Хотелось перечить решительнее, но вид отца умерил ее желание: она угадывала, что отец уже и сам сомневается — возвращаться ли дочери к сватьям или не возвращаться. Отца при этом стало жалко, и от жалости невзначай появились слезы. Раньше она боялась его за строгость и побои — почитала его желание для себя нерушимым законом. Но теперь вдруг стало ощутимо, что все, чем внушал отец страх, совсем не важно и не страшно.

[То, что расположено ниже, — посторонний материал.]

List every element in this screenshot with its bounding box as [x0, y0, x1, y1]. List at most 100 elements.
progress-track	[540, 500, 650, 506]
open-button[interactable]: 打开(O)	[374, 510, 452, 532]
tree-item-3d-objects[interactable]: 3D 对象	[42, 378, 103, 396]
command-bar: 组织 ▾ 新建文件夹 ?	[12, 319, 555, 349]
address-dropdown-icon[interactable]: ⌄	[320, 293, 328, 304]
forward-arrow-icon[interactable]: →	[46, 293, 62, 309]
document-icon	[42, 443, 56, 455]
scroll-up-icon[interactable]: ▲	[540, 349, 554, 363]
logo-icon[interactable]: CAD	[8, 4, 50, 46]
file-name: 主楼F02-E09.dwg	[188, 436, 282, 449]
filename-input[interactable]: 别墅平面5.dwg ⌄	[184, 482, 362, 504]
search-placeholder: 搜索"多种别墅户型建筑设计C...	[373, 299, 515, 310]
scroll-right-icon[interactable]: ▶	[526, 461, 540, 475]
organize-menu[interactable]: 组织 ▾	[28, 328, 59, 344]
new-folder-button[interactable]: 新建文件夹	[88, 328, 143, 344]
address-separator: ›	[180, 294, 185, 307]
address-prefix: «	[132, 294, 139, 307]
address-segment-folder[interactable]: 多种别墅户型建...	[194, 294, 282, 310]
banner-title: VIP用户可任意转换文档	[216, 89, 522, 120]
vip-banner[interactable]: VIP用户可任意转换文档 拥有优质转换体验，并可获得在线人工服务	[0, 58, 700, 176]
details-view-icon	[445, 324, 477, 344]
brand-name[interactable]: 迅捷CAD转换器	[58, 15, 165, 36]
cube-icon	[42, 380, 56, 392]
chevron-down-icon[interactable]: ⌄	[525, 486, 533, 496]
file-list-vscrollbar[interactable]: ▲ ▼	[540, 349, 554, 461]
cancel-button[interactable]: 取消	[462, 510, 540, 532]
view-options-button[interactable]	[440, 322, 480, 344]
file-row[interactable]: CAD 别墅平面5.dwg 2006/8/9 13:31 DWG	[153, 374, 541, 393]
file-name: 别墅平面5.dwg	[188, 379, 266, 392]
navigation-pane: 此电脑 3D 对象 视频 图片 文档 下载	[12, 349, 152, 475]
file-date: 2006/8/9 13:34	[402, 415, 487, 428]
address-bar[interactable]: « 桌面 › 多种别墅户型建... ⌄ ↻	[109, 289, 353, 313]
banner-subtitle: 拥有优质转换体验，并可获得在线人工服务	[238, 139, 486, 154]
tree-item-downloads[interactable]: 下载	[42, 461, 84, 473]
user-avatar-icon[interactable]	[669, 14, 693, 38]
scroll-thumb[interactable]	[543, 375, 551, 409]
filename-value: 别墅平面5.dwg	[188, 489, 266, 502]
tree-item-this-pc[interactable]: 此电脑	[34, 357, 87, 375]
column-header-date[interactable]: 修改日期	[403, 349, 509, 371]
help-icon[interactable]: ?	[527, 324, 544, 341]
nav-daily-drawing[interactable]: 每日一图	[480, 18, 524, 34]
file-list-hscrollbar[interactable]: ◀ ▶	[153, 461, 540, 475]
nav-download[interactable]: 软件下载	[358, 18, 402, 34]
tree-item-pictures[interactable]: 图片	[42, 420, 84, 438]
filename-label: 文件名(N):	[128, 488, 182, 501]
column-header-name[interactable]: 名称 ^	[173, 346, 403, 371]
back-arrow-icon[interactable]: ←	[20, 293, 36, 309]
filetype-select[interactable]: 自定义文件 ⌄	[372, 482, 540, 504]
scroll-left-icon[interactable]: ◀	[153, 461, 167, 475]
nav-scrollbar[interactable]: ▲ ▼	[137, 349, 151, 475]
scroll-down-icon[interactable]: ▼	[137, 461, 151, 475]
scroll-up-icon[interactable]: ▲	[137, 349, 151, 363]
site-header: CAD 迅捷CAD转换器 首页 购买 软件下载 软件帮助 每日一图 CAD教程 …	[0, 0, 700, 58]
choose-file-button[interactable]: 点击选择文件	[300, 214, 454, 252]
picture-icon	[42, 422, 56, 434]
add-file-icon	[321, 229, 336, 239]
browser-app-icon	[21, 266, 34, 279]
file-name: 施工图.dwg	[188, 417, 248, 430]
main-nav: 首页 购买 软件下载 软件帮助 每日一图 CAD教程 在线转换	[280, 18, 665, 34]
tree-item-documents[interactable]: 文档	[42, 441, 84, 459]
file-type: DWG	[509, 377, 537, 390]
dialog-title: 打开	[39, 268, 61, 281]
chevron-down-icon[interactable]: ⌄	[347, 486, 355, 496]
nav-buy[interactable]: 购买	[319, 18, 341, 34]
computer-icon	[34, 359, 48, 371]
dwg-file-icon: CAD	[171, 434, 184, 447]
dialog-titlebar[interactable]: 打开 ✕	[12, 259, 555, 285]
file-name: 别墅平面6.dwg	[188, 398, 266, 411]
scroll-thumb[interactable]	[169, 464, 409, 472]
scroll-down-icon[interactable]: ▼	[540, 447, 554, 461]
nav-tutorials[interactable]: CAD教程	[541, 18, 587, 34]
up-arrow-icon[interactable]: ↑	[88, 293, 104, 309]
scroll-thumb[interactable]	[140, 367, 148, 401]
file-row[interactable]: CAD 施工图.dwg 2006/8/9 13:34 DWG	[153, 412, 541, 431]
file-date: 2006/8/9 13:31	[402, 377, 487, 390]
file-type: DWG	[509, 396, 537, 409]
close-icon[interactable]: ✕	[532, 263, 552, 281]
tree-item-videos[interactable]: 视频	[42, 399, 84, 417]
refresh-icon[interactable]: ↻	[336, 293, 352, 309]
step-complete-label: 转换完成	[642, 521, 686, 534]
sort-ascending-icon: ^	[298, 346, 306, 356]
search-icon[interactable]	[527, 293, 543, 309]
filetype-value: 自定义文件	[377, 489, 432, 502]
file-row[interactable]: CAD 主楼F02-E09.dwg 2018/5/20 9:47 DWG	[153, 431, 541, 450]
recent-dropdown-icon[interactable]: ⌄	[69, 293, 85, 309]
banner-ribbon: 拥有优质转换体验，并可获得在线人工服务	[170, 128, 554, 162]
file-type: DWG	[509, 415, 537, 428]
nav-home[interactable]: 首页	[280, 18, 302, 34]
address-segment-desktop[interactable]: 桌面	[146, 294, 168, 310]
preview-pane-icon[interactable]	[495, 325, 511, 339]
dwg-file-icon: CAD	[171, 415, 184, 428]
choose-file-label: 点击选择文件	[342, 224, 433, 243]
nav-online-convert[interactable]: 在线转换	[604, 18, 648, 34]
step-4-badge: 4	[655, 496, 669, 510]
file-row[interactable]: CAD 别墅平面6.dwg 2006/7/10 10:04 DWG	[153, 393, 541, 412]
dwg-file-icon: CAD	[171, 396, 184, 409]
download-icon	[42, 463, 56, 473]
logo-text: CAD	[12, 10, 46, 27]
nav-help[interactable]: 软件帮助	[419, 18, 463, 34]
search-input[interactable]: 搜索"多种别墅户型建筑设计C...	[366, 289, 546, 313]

Она сознавала уже свое превосходство над ним, обретенное после опыта в замужестве, и пока что проявляла превосходство это под видом только легкого непослушания.
— На страданье не пойду, тятя, — повторила она.
Отец опустил голову. Тогда сердито заговорил Вавила:
— А читала ты книгу про Иова многострадального, который на гноище лежал и все-таки бога славил? Тебе перечить при таком деле совсем не след.
Марья молчала.
— Опять же, с какими людьми дружбу свела, — продолжал Вавила. — Отцу стыдно перед соседями. Род ваш честен и непорочен, а ты с Аннычем заодно. Скажи на милость, и что ты там у них нашла хорошего?
— Мне с ними легче дышится, — ответила она. — Там — душевные люди.
Вавила всплеснул руками:
— Разбойники-то эти? И Анныч, по-твоему, душевный человек? — спросил он в злобе. — Каторжник! За хорошее в тюрьму не посадят.
— В старое время и хороших людей по тюрьмам мотали.
Все всплеснули руками.
— Знакомые речи.
Отец наконец сказал:
— Они, дочка, хотят церковь под жилье оборотить.
— Людям негде жить, — сказала на это Марья, — я была у многих погорельцев, живут — хуже нельзя. А богу и без церкви тепло.
— Бог свидетель, ее околдовали, — сказал Вавила. — Молитесь пророку Науму, свечи ему чаще ставьте. Он грехи отмаливать горазд. Ой, девка, набралась ты богомерзких помыслов. Умереть мне на месте, пропала ты. Быть тебе в пекле.